Python String Handling
String is a sequence of characters. A character is simply a symbol. For
example, the English language has 26 characters. Computers do not deal with
characters, they deal with numbers (binary). Even though you may see characters
on your screen, internally it is stored and manipulated as a combination of 0's
and 1's. This conversion of character to a number is called encoding, and the
reverse process is decoding. ASCII and Unicode are some of the popular encoding
used.
In Python, string is a sequence of Unicode character. Unicode was
introduced to include every character in all languages and bring uniformity in
encoding.
Creating a String
Strings can be created by enclosing characters inside a single quote or
double quotes. Even triple quotes can be used in Python but generally used to
represent multiline strings and docstrings.
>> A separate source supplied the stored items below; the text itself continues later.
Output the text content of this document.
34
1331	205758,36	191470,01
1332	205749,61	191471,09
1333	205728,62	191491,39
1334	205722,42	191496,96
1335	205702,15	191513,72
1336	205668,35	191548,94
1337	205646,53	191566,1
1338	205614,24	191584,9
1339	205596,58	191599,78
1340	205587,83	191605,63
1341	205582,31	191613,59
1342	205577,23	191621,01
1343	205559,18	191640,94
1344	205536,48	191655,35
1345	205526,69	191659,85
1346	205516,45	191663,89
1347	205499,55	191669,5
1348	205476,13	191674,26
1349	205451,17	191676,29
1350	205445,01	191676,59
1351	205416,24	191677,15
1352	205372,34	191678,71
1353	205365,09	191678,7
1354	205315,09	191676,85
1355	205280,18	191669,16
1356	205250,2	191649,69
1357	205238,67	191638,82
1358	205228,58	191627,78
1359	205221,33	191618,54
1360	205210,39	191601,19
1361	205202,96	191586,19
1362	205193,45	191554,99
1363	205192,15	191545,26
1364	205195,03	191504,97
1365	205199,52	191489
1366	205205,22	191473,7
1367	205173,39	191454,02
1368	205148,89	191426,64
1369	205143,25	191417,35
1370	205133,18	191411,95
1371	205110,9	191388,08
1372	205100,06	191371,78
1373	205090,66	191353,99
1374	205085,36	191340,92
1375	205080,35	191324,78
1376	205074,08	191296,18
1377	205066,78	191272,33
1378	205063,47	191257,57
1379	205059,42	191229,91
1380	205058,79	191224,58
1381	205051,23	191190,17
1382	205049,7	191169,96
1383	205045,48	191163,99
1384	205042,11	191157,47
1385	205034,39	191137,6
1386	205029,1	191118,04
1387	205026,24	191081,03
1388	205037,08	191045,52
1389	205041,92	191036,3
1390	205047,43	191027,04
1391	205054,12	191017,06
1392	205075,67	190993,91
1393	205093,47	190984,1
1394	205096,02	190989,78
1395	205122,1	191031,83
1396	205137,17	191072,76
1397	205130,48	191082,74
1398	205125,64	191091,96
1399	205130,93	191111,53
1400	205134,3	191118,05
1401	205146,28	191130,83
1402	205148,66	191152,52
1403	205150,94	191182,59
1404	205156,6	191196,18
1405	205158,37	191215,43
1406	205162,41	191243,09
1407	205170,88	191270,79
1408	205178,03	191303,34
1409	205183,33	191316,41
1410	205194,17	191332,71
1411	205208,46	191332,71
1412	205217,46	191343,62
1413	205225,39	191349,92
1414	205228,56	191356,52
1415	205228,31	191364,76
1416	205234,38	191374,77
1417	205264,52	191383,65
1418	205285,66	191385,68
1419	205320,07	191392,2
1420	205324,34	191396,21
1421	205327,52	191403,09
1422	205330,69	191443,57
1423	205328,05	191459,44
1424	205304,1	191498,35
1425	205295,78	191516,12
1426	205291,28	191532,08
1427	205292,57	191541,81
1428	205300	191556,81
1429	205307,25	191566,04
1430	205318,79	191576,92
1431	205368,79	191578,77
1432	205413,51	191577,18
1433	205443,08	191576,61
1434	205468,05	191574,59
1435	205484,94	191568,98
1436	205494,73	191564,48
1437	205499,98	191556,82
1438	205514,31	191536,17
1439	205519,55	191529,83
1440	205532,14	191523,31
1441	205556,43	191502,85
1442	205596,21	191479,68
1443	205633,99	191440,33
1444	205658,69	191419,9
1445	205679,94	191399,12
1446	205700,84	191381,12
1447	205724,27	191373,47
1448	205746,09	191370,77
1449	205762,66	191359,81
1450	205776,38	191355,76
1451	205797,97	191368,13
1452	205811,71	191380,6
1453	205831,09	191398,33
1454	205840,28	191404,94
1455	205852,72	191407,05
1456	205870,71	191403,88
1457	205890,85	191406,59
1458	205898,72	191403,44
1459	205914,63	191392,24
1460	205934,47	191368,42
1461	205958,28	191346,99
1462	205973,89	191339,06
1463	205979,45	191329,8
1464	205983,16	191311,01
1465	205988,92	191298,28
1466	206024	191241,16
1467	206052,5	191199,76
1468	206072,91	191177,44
# all of the following are equivalent
my_string = 'Hello'
my_string = "Hello"
my_string = '''Hello'''
my_string = """Hello"""
# triple quotes string can extend multiple lines
my_string = """Hello, welcome to
the
exciting world
of string
in Python"""
Accessing Characters in a String
We can access individual characters using indexing and a range of
characters using slicing. Index starts from 0. Trying to access a character out
of index range will raise an
IndexError
.
The index must be an integer. We can't use float or other types, this will
result into TypeError
.
Python allows negative indexing for its sequences. The index of -1 refers
to the last item, -2 to the second last item and so on. We can access a range
of items in a string by using the slicing operator (colon).
>>> my_string = 'programiz'
>>> my_string[0] # 1st character
'p'
>>> my_string[-1] # last character
'z'
>>> my_string[15] # index must be in range
...
IndexError: string index out of range
>>> my_string[1.5] # index must be an integer
...
TypeError: string indices must be integers
>>> my_string[1:5] # slicing 2nd to 5th character
'rogr'
>>> my_string[5:-2] # slicing 6th to 7th character
'am'
Slicing can be best visualized by considering the index to be between the
elements as shown below. So if we want to access a range, we need the index
that will slice the portion from the string.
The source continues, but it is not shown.